BEYOND THE NUMBERS
K-12 Funding in Some States Still Far Below Pre-Recession Levels
Public investment in K-12 schools — crucial for communities to thrive and the economy to offer broad opportunity — has fallen dramatically in a number of states over the last decade, our newly updated survey of state budgets finds. Worse, some of the deepest-cutting states have also cut income tax rates, weakening their main revenue source for supporting schools. At a time when producing workers with high-level technical and analytical skills is increasingly important to a country’s prosperity, large cuts in basic education funding could cause lasting harm.
Most states cut school funding after the recession hit, and it took years for them to restore it to pre-recession levels. In 2015, 29 states were still providing less total school funding per student than they were in 2008, the latest comprehensive spending data from the Census Bureau show (see chart). In 19 states, local government funding per student fell over the same period, adding to the damage from state funding cuts. In states where local funding rose, those increases usually did not make up for cuts in state support.
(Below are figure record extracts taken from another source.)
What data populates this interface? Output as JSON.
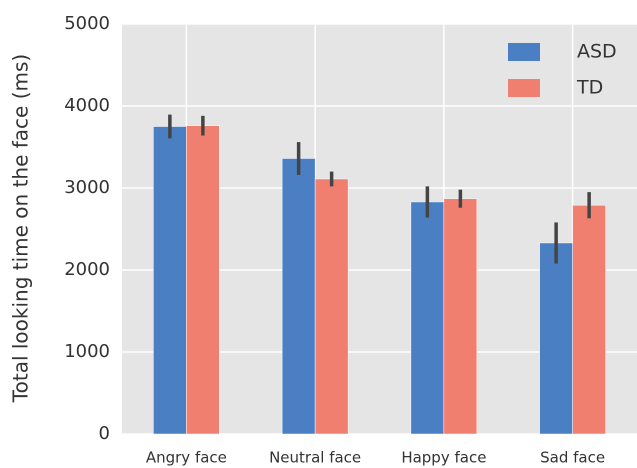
{
  "chart_data": {
    "type": "bar",
    "y_label": "Total looking time on the face (ms)",
    "categories": [
      "Angry face",
      "Neutral face",
      "Happy face",
      "Sad face"
    ],
    "series": [
      {
        "name": "ASD",
        "color": "#4a7fc4",
        "values": [
          3750,
          3360,
          2830,
          2330
        ],
        "errors": [
          145,
          200,
          190,
          250
        ]
      },
      {
        "name": "TD",
        "color": "#f07f70",
        "values": [
          3760,
          3110,
          2870,
          2790
        ],
        "errors": [
          120,
          90,
          110,
          160
        ]
      }
    ],
    "ylim": [
      0,
      5000
    ],
    "yticks": [
      0,
      1000,
      2000,
      3000,
      4000,
      5000
    ],
    "grid": true,
    "legend": "upper right"
  }
}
In most states, school funding has gradually risen since 2015, but some states that cut very deeply after the recession hit are still providing much less support. As of the current 2017-18 school year, at least 12 states have cut “general” or “formula” funding — the main form of state support for elementary and secondary schools — by 7 percent or more per student over the last decade, our survey of state budget documents finds. Seven of those 12 — Arizona, Idaho, Kansas, Michigan, Mississippi, North Carolina, and Oklahoma — enacted income tax rate cuts costing tens or hundreds of millions of dollars each year rather than restore education funding. Kansas repealed some of the tax cuts earlier this year and increased school funding, but not enough to restore previous funding levels or satisfy the state’s Supreme Court, which ruled that the funding is unconstitutionally inadequate.
As common sense suggests and academic research confirms, money matters for educational outcomes. For instance, poor children who attend better-funded schools are more likely to complete high school and have higher earnings and lower poverty rates in adulthood. And deep funding cuts hamper states’ and districts’ ability to implement many high-priority school reforms to better prepare children for the future, such as improving teacher quality, reducing class sizes, and increasing student learning time. For example, while the number of public K-12 teachers and other school workers has fallen by 135,000 since 2008, the number of students has risen by about 1.4 million.
Our country’s future depends heavily on the quality of its schools. Increasing financial support can help K-12 schools implement proven reforms such as hiring and retaining excellent teachers, reducing class sizes, and expanding the availability of high-quality early education. So it’s problematic that some states have headed sharply in the opposite direction over the last decade. These cuts risk undermining schools’ capacity to develop the intelligence and creativity of the next generation of workers and entrepreneurs.